After years in which Mr. Netanyahu and Mr. Barak pursued the Iranian threat in close partnership, the prime minister now seems virtually alone in his defiant stance, as other leaders attempt to distinguish their positions ahead of Israeli elections on Jan. 22. While Mr. Netanyahu said in his Sept. 27 speech at the United Nations that the critical moment for preventing Iran from developing a weapon would most likely come next spring, Mr. Barak last week pushed the timetable back further, and offered a new explanation of Israel’s reduced sense of urgency.
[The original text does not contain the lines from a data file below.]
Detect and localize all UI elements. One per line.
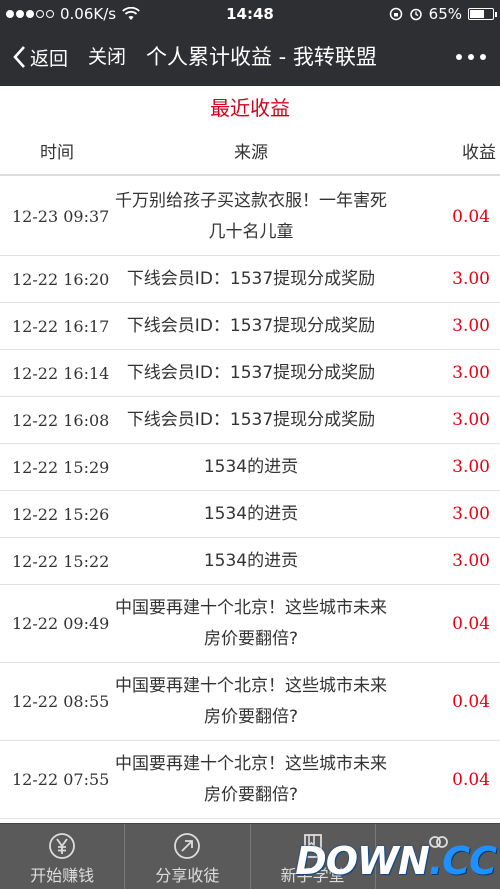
row-time: 12-22 16:08 bbox=[12, 410, 110, 430]
row-gain: 3.00 bbox=[452, 551, 490, 571]
row-time: 12-22 08:55 bbox=[12, 692, 110, 711]
table-row[interactable]: 12-22 08:55 中国要再建十个北京！这些城市未来房价要翻倍? 0.04 bbox=[0, 663, 500, 741]
row-gain: 3.00 bbox=[452, 363, 490, 383]
row-gain: 0.04 bbox=[452, 206, 490, 227]
nav-bar: 返回 关闭 个人累计收益 - 我转联盟 bbox=[0, 28, 500, 86]
row-source: 下线会员ID：1537提现分成奖励 bbox=[126, 268, 376, 289]
watermark-logo: DOWN .CC bbox=[295, 837, 497, 885]
row-source: 中国要再建十个北京！这些城市未来房价要翻倍? bbox=[115, 753, 387, 805]
table-row[interactable]: 12-22 16:20 下线会员ID：1537提现分成奖励 3.00 bbox=[0, 256, 500, 303]
table-row[interactable]: 12-22 16:17 下线会员ID：1537提现分成奖励 3.00 bbox=[0, 303, 500, 350]
rotation-lock-icon bbox=[389, 7, 402, 21]
battery-percent: 65% bbox=[428, 5, 462, 23]
row-source: 下线会员ID：1537提现分成奖励 bbox=[126, 362, 376, 383]
row-gain: 3.00 bbox=[452, 410, 490, 430]
header-gain: 收益 bbox=[462, 143, 496, 163]
back-button[interactable]: 返回 bbox=[12, 28, 68, 86]
back-label: 返回 bbox=[30, 47, 69, 70]
row-gain: 3.00 bbox=[452, 269, 490, 289]
table-row[interactable]: 12-22 16:08 下线会员ID：1537提现分成奖励 3.00 bbox=[0, 397, 500, 444]
row-gain: 3.00 bbox=[452, 457, 490, 477]
row-time: 12-22 15:22 bbox=[12, 551, 110, 571]
row-time: 12-22 16:14 bbox=[12, 363, 110, 383]
row-time: 12-22 15:29 bbox=[12, 457, 110, 477]
table-row[interactable]: 12-22 09:49 中国要再建十个北京！这些城市未来房价要翻倍? 0.04 bbox=[0, 585, 500, 663]
watermark-part2: .CC bbox=[428, 839, 497, 883]
alarm-icon bbox=[409, 8, 422, 21]
row-source: 1534的进贡 bbox=[203, 503, 299, 524]
row-gain: 3.00 bbox=[452, 504, 490, 524]
row-time: 12-22 16:17 bbox=[12, 316, 110, 336]
row-time: 12-22 09:49 bbox=[12, 614, 110, 633]
page-title: 个人累计收益 - 我转联盟 bbox=[146, 45, 377, 69]
header-time: 时间 bbox=[40, 143, 74, 163]
tab-share[interactable]: 分享收徒 bbox=[125, 824, 251, 889]
row-gain: 0.04 bbox=[452, 769, 490, 790]
table-row[interactable]: 12-22 15:26 1534的进贡 3.00 bbox=[0, 491, 500, 538]
section-title: 最近收益 bbox=[210, 96, 290, 120]
tab-start-earning[interactable]: 开始赚钱 bbox=[0, 824, 126, 889]
row-source: 中国要再建十个北京！这些城市未来房价要翻倍? bbox=[115, 597, 387, 649]
battery-icon bbox=[468, 8, 497, 20]
status-right: 65% bbox=[389, 0, 497, 28]
table-row[interactable]: 12-23 09:37 千万别给孩子买这款衣服！一年害死几十名儿童 0.04 bbox=[0, 178, 500, 256]
table-header: 时间 来源 收益 bbox=[0, 130, 500, 176]
table-row[interactable]: 12-22 07:55 中国要再建十个北京！这些城市未来房价要翻倍? 0.04 bbox=[0, 741, 500, 819]
row-source: 下线会员ID：1537提现分成奖励 bbox=[126, 315, 376, 336]
row-source: 中国要再建十个北京！这些城市未来房价要翻倍? bbox=[115, 675, 387, 727]
close-button[interactable]: 关闭 bbox=[88, 28, 126, 86]
table-row[interactable]: 12-22 15:29 1534的进贡 3.00 bbox=[0, 444, 500, 491]
status-bar: 0.06K/s 14:48 65% bbox=[0, 0, 500, 28]
tab-label: 分享收徒 bbox=[155, 866, 220, 885]
earnings-list: 12-23 09:37 千万别给孩子买这款衣服！一年害死几十名儿童 0.04 12-2… bbox=[0, 178, 500, 819]
yen-icon bbox=[49, 833, 76, 859]
watermark-part1: DOWN bbox=[295, 839, 430, 883]
more-menu-icon[interactable] bbox=[456, 28, 486, 86]
row-gain: 3.00 bbox=[452, 316, 490, 336]
row-source: 1534的进贡 bbox=[203, 456, 299, 477]
share-arrow-icon bbox=[174, 833, 201, 859]
header-source: 来源 bbox=[234, 143, 268, 163]
row-gain: 0.04 bbox=[452, 691, 490, 712]
row-source: 1534的进贡 bbox=[203, 550, 299, 571]
table-row[interactable]: 12-22 16:14 下线会员ID：1537提现分成奖励 3.00 bbox=[0, 350, 500, 397]
row-source: 下线会员ID：1537提现分成奖励 bbox=[126, 409, 376, 430]
row-time: 12-22 16:20 bbox=[12, 269, 110, 289]
table-row[interactable]: 12-22 15:22 1534的进贡 3.00 bbox=[0, 538, 500, 585]
row-time: 12-23 09:37 bbox=[12, 207, 110, 226]
row-gain: 0.04 bbox=[452, 613, 490, 634]
chevron-left-icon bbox=[13, 46, 25, 68]
row-source: 千万别给孩子买这款衣服！一年害死几十名儿童 bbox=[115, 190, 387, 242]
row-time: 12-22 15:26 bbox=[12, 504, 110, 524]
row-time: 12-22 07:55 bbox=[12, 770, 110, 789]
tab-label: 开始赚钱 bbox=[30, 866, 95, 885]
The crux of Mr. Barak’s argument, made in an interview with Britain’s Daily Telegraph, was based on reports by the International Atomic Energy Agency, the most recent inAugust, showing that Iran had 189 kilograms, about 416 pounds, of uranium enriched to the 20 percent level — from which it could relatively easily be further enriched to weapons grade. Roughly half of that was diverted to civilian use in a form that could not be easily turned into bomb fuel. But Iran has continued production and by most estimates, at current rates, would have roughly a bomb’s worth by next summer.
That “allows contemplating delaying the moment of truth by 8 to 10 months,” Mr. Barak said.
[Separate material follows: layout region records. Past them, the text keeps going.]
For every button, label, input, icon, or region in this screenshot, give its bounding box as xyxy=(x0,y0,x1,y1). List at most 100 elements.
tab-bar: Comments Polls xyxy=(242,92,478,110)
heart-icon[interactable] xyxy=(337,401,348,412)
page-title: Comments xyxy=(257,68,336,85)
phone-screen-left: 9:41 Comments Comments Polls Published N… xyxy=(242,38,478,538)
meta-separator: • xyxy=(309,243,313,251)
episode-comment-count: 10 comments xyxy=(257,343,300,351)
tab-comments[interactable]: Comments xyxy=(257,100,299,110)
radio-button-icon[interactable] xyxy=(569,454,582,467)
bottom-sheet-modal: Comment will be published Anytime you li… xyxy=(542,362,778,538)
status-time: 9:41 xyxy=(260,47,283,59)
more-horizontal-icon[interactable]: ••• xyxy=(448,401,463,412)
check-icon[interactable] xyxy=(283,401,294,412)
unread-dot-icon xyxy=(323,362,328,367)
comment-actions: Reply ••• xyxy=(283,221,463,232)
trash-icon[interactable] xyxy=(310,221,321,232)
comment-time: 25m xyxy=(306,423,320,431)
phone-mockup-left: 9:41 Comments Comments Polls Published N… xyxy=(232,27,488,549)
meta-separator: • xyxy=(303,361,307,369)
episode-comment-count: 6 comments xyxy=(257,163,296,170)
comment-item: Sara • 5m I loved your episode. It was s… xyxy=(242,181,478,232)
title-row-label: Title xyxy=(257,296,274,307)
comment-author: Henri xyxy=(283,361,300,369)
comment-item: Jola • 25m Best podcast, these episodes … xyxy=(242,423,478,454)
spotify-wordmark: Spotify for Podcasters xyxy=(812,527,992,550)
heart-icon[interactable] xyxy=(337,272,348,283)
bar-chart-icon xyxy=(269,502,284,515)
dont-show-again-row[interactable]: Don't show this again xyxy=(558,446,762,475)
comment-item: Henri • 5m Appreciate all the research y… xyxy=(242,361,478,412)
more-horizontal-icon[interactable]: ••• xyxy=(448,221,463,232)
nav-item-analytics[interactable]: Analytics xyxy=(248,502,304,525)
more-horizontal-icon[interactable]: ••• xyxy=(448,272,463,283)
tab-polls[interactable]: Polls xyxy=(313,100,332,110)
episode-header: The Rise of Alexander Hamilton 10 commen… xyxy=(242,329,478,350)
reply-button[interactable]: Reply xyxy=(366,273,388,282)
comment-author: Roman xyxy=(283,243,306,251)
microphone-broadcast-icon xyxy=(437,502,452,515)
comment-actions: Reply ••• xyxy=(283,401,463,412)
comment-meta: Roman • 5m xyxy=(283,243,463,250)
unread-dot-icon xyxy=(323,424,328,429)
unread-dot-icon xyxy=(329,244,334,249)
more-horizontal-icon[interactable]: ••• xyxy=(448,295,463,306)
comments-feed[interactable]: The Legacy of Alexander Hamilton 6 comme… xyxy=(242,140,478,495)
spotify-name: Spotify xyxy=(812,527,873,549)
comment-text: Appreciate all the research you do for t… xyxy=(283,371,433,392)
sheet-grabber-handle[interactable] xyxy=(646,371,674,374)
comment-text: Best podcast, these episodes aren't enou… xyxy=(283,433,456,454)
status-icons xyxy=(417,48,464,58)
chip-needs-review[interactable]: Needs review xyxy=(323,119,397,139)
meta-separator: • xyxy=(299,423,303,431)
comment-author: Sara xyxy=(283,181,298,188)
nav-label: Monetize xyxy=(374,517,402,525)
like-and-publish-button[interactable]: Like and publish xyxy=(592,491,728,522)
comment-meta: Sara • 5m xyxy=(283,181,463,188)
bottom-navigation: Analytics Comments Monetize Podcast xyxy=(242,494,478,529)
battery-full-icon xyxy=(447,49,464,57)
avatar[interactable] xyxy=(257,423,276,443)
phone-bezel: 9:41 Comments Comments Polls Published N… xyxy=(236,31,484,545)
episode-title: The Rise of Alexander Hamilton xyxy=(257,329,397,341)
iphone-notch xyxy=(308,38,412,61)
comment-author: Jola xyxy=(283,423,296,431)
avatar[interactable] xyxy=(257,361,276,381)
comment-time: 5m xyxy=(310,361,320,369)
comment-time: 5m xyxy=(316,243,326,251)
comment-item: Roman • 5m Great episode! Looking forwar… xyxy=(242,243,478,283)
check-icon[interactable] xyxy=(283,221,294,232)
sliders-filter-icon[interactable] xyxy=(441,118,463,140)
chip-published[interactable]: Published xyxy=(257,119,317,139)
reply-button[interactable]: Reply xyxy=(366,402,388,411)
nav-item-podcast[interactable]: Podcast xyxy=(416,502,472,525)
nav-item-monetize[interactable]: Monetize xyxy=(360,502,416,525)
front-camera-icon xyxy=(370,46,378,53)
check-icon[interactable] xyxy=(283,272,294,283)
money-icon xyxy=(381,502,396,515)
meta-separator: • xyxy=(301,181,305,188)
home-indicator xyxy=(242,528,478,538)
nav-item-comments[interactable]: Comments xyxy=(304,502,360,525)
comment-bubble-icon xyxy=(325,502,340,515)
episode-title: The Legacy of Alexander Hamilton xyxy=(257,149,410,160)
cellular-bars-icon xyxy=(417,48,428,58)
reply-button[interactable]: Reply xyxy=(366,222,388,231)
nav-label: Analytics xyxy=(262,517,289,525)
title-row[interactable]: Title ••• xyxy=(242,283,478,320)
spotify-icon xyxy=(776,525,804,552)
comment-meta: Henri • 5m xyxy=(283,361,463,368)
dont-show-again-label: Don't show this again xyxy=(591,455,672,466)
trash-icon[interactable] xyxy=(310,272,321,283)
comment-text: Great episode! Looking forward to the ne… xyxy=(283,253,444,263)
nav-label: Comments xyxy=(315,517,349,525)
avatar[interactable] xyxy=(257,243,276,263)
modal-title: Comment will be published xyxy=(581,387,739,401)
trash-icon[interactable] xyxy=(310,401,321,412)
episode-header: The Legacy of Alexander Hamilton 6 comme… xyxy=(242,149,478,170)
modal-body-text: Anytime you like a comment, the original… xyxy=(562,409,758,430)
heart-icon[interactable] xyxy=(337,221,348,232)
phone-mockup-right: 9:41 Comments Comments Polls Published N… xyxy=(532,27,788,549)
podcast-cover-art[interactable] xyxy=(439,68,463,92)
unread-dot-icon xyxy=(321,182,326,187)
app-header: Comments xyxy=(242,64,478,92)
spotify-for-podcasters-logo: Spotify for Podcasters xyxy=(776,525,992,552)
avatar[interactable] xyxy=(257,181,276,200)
But several high-ranking Israeli officials and analysts said that Mr. Barak’s explanation was overly simplistic. While the diversion was clearly a factor, they said, it was not a new development: the nuclear agency had reported a similar transfer of enriched uranium in May, and that had hardly cooled the rhetoric of either Mr. Barak or Mr. Netanyahu through the summer. And both men have long warned of secret centrifuges that could be spinning without outside knowledge, enabling rapid replenishment of the enriched stockpile.
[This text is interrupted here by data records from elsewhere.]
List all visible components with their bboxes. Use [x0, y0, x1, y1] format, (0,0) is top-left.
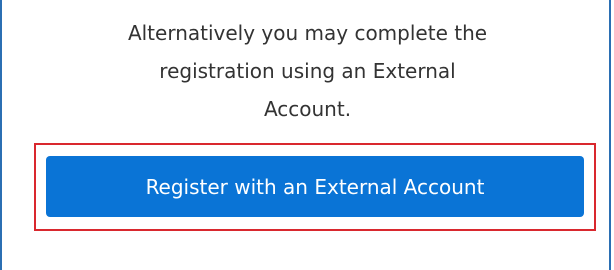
message-line-2: registration using an External	[159, 59, 456, 83]
external-registration-panel: Alternatively you may complete the regis…	[0, 0, 611, 270]
message-line-1: Alternatively you may complete the	[127, 21, 488, 45]
message-line-3: Account.	[263, 97, 352, 121]
register-external-account-button[interactable]: Register with an External Account	[46, 156, 584, 217]
external-account-message: Alternatively you may complete the regis…	[2, 14, 613, 128]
“Netanyahu backed away because he was getting the message that he was going too far and this could do damage, this was not helpful either to Israel or to stopping Iran,” said Emily Landau, an Iran expert at the Institute for National Security Studies at Tel Aviv University. “It might be easier for Barak to now say that it’s because of the technical issue, but it’s not a real issue. Relations with the United States is a much more substantial, real issue, but it’s more difficult to give that as your explanation.”
Graham Allison, a Harvard professor of government who specializes in international security, called Mr. Barak’s statement “kind of a convenient excuse,” adding that “the reason they really blinked” was that the prime minister was unable to convince a majority of his cabinet of the wisdom of acting alone.
“The big phenomenon here is what I’ve called the revolt of the Israeli security barons,” Mr. Allison said. “I can’t think of a prior Israeli government or an analogous case anywhere where there’s such a clear gap between a prime minister on one hand and his security establishment on the other.”